Since the early 1990s there has been considerable consolidation and integration within the waste disposal market in the UK due to changing legislation and accompanying regulation which has increased the costs of waste handling and processing.

As a result of these legislative and regulatory changes, permits for landfill development or expansion have become more difficult to acquire. There is a world-wide agreement regarding emissions from industry and incineration (The Kyoto Protocol) and general recognition that traditional disposal methods such as landfill and incineration do not represent sustainable waste policies for governments.

Benefits of Carbon Recycling 

• It reduces the volume of waste by up to 98%, thus avoiding heavy transport costs, gate fees and minimising environmental damage
• It can generate substantial amounts of electricity, which can be used on-site to replace bought-in electricity or fed into the grid for local use, thus avoiding expensive transmission costs
• Carbon Recycling typically produces zero NOx, SOx and dioxins, thus minimising any environmental impacts or objections to developing projects on environmental grounds.
• The residual ash is inert and sterile and has a range of valuable uses.
• The technology underlying Carbon Recycling is tried and tested, having first powered blast furnaces over 200 years ago.
• Operation can be fully automatic or with minimal low labour costs.
• One key tenet of KPR`s business model is that, typically, the small modular plant will be situated inside the fence at industrial sites thus avoiding, or at least minimising, planning controls.

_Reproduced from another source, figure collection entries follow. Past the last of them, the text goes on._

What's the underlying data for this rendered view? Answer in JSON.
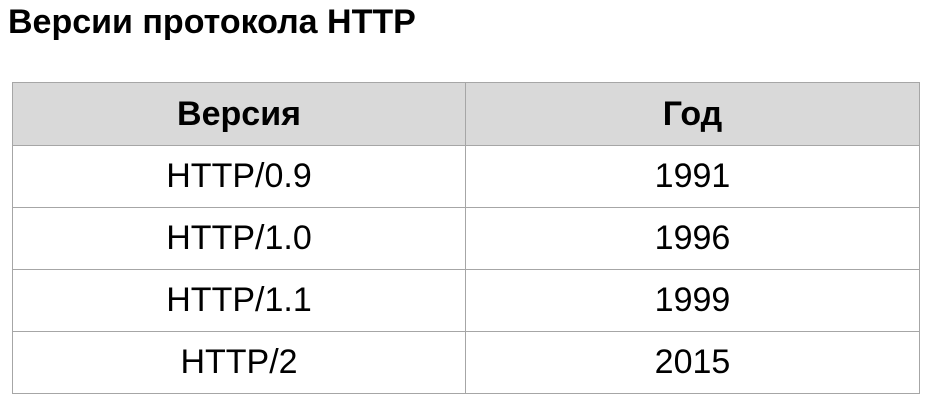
{
  "title": "Версии протокола HTTP",
  "table": {
    "headers": {
      "version": "Версия",
      "year": "Год"
    },
    "rows": [
      {
        "version": "HTTP/0.9",
        "year": "1991"
      },
      {
        "version": "HTTP/1.0",
        "year": "1996"
      },
      {
        "version": "HTTP/1.1",
        "year": "1999"
      },
      {
        "version": "HTTP/2",
        "year": "2015"
      }
    ]
  }
}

The range of its plants from its technology partners which are already in operation demonstrates the overall credibility in this business.

For KP Renewables, the benefit of using carbon waste streams as a biomass feedstock is the multiple revenue streams from the technology. These include revenues from fees for the sale of electricity as well as fees from the disposal of the waste.

We believe that the concept of Carbon Recycling in small modular systems can provide a highly cost-effective solution for the conversion of waste carbon materials into green energy. The cost of a typical module today ranges from a high of $3,000/KWh down to $1,500 of rated output for different technology modules. It should be noted that we expect the price to fall to around $1,000/KWh as mass production begins.

Distributed Waste Disposal

The concept of Carbon Recycling has been expanded to include ``Distributed Waste Disposal`` (or DWD for short) where waste disposal solutions are modular, and located directly at the waste site, thus removing the necessity to transport the waste long distances. The electricity generated can be used on site or exported to the electricity grid. In this way it reduces both customer`s energy bills and waste disposal costs. Each project thereby benefits from both renewable energy premiums as well as tipping fees from the avoidance of disposal to landfill.

Typically, the smaller units can be housed in a standard 40ft ISO shipping container, and comprises the waste pre-treatment (if any) a reactor unit, a scrubber unit and the engine generator set or micro-turbine.

Using a DWD, we install modular waste processing units at the site of the waste generation, each ranging in output from a small size of 125kW up to 1,000kW, mid-size modules of 2 to 3MW and larger modules of 5 to 6MW. Larger plants of 10, 20, and 30MW can be constructed from stacking of multiple units.

Optionally, depending on the type of waste, a waste drier may be added. Each DWD Process Unit is connected to a computer system that provides monitoring and automatic operation of the tasks.

KP Renewable`s strategy is technology independent and in this regard, it has access to advanced technology for Carbon Recycling which has been developed by not only Kwikpower and KP Wellman but by a number of third party technology partners.